The idea behind structural or institutional racism, as I have understood it, is that society is stacked against African-Americans because of the persistent effects of historical bias– legal and extra-legal discrimination of the past, the legacy of Jim Crow– even though blatant bigotry or personal bias has gradually withered away among a majority of whites. Thus we have segregated cities begetting concentrated poverty, with attendant pernicious feedback effects, and sentencing laws that, although "color-blind," result in the mass incarceration of black men.

The theory is compelling to a degree, but it has always struck me as too convenient. Could the decks really be so consistently and persistently stacked against African-Americans, even if most whites wished it were not so, or were merely racially indifferent? Have we white folks just failed to notice all those black faces in the prison photos, or when we have, have we really been convinced by the "unfortunate truth" of lingering social pathologies that, yes, we should really do something about one of these days?

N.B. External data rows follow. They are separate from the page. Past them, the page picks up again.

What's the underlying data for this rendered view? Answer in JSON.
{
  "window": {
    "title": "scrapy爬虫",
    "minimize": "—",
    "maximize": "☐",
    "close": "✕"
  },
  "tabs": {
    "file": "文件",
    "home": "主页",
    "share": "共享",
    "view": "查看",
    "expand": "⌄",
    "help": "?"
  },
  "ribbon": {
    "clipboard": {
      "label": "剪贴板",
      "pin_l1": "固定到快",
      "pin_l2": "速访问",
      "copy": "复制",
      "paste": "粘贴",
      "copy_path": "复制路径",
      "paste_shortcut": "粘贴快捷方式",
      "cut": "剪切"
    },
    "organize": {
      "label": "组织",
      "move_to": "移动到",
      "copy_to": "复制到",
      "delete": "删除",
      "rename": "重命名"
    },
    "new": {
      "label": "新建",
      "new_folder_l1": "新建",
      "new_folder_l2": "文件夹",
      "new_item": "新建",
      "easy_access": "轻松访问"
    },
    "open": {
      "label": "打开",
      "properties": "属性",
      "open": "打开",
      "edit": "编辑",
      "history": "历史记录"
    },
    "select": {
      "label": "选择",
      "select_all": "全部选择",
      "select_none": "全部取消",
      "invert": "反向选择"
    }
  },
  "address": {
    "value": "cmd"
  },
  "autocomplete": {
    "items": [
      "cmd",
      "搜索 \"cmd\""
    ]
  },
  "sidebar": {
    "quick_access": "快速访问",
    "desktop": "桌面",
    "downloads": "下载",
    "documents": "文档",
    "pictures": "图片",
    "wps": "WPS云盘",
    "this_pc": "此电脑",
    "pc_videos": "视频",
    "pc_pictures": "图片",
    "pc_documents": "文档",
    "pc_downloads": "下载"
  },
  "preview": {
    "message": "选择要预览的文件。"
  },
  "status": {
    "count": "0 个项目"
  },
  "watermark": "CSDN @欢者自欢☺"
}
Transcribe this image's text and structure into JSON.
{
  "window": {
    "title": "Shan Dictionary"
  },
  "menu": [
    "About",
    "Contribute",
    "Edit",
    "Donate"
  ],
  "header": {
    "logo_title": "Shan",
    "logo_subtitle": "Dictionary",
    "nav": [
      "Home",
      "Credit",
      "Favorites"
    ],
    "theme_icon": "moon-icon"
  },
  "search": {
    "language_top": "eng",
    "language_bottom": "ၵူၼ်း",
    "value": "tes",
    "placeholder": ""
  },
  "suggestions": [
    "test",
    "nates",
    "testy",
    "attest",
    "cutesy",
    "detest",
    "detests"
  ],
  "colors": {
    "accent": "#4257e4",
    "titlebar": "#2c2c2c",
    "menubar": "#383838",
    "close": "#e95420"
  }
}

Or is it rather the case that the cops, prosecutors, witnesses, and juries see things in color?

Sendhil Mullainathan provides the foundation of a more convincing story here. Evidence of conscious and unconscious racial bias is overwhelming. And structural racism persists– even thrives– when individual psychology encourages us to look the other way, or jump to a biased conclusion. Social equilibria exist because of feedback dynamics, and with feedback, as Thomas Schelling argued, micro causes can compound into macro patterns.

Professor Mullainathan closes his column with the following: "Rather than point fingers outward, we should look inward — and examine how, despite best intentions, we discriminate in ways big and small." Content of their characters, and all that. A pleasant utopian thought, indeed.